Kemerdekaan Dan Demokrasi

            Di lain pihak, sudah cukup sering disuarakan bahwa kredibilitas negara-negara berkembang akan naik di mata negara-negara donor, apabila ditunjukkan usaha-usaha nyata ke arah perbaikan pelaksanaan hak-hak asasi untuk merdeka dan untuk berpatisipasi itu. Setidaknya harus ada isyarat dari pihak negara berkembang, bahwa mereka memang punya goodwill dan political will untuk mewujudkan komitmen mereka dalam peraturan umat manusia atau global narrative ini.
            Dari sudut etis juga dikemukakan, bahwa tidak ada hak moral bagi satu bangsa untuk memperjuangkan suatu “susunan sosial internasional” yang menghormati hak asasi manusia, apabila di dalam negerinya sendiri tidak dijalankan penghormatan semacam itu.
            Namun lebih dari itu, pertumbuhan ekonomi sebagai “jembatan emas” ke arah terlaksanya pemerataan atau terjaminnya hak asasi padi dan kapas akan tidak efektif, apabila tidak disertai hak untuk merdeka dan, lebih lagi, hak untuk berpatisipasi serta menegakkan demokrasi. Kalau pers hanya bertaburan dengan bahasa birokrat dan hanya punya sedikit kesempatan untuk mengangkat bahasa rakyat sendiri, kalau orsospol sudah puas dengan hanya menjadi organisasi peserta Pemilu, kalau pemberantasan buta huruf di pelosok-pelosok tidak disertai dengan pemberantasan buta-politik, kalau vokal diasosiasikan dengan nakal, maka sulitlah untuk mengontrol agar pertumbuhan mengarah kepada pemerataan.
            Agar bantuan luar negeri, termasuk suntikan modal untuk untuk mengangkat pertumbuhan ekonomi, mecapai sasarannya sebagai sarana untuk mengingatkan pelaksanaan hak asasi, maka perlu ditumbuhkan iklim dimana orang yang diperlakukan tidak adil, bisa mengatakan bahwa ia diperlakukan tidak adil; orang yang melihat kecurangan, tidak takut-takut untuk mengatakan, bahwa ia menyaksikan penyimpangan; dan orang yang merasa ditelantarkan, tidak sungkan-sungkan untuk berkata bahwa ia ditelantarkan.
            Dalam tekstur kesadaraan kita tentang hak asasi manusia, ketiga lapisan itu ternyata saling mengandalkan.

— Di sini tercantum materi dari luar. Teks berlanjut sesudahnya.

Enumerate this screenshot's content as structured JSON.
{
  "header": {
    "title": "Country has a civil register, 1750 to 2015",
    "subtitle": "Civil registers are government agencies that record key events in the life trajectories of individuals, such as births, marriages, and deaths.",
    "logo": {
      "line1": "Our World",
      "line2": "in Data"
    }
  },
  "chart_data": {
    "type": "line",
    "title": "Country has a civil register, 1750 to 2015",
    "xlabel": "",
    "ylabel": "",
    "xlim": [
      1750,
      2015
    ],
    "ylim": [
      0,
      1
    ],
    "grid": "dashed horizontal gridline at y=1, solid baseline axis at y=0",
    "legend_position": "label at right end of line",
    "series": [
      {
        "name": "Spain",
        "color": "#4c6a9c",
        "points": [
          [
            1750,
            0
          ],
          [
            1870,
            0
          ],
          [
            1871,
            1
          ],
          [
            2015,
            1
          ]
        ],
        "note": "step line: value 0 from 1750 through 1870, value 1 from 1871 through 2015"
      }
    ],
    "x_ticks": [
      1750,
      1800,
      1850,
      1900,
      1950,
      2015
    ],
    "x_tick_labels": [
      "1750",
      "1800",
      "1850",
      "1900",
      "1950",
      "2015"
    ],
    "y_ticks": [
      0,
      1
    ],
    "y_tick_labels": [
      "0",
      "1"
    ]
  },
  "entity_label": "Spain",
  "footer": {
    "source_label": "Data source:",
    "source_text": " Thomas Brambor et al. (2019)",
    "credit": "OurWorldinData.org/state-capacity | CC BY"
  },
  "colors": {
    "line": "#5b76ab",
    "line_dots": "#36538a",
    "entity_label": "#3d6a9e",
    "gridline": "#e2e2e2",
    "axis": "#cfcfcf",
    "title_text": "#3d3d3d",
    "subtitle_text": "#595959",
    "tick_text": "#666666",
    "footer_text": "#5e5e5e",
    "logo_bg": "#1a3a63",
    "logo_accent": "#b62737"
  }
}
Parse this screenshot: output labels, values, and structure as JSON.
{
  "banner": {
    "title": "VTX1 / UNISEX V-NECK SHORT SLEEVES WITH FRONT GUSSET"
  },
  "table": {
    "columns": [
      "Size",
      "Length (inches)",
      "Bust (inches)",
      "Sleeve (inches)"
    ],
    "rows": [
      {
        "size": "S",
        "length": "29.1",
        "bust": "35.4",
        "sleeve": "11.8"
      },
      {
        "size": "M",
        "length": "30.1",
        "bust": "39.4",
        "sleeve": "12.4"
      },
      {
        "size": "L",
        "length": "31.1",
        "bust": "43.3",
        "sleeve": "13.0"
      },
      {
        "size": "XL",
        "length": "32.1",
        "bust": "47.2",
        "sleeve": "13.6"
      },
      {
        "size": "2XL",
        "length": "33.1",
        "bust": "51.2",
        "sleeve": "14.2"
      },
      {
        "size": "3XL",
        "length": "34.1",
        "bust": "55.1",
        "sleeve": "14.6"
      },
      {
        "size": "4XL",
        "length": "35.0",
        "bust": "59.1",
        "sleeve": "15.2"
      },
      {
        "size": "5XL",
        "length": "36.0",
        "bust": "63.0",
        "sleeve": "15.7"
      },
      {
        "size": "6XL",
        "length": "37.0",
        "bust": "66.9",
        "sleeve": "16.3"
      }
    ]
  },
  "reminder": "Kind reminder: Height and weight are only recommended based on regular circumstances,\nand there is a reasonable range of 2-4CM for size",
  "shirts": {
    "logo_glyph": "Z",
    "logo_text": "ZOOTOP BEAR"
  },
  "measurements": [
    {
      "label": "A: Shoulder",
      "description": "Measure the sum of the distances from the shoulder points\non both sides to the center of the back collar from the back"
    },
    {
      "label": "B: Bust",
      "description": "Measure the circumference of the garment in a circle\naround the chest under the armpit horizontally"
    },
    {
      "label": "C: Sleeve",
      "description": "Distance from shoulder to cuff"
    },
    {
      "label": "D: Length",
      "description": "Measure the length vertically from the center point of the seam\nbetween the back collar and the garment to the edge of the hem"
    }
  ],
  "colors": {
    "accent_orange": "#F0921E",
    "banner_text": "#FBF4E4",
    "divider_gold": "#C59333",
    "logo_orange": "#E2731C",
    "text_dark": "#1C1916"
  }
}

Daripada bersifat geologis, tekstur itu tampaknya lebih bersifat organis. Sifat organis dari tekstur hak asasi inilah yang kelak akan terbukti sebagai pencapaiaan abad ke-20. Dan dalam melaksanakan hak asasi sebagai unsur fundamental (mungkin paling fundamental) dari global narrative kita sekarang dibutuhkan ketetapan hati untuk melakukan kritik ke luar maupun otokritik ke dalam.



Rezky Nabil Adam Harahap

Bandung, 05 Mei 2017

Komentar

Postingan populer dari blog ini

Bocah Fenomenal Dari Prancis

Cari Jodoh Di Dunia Maya?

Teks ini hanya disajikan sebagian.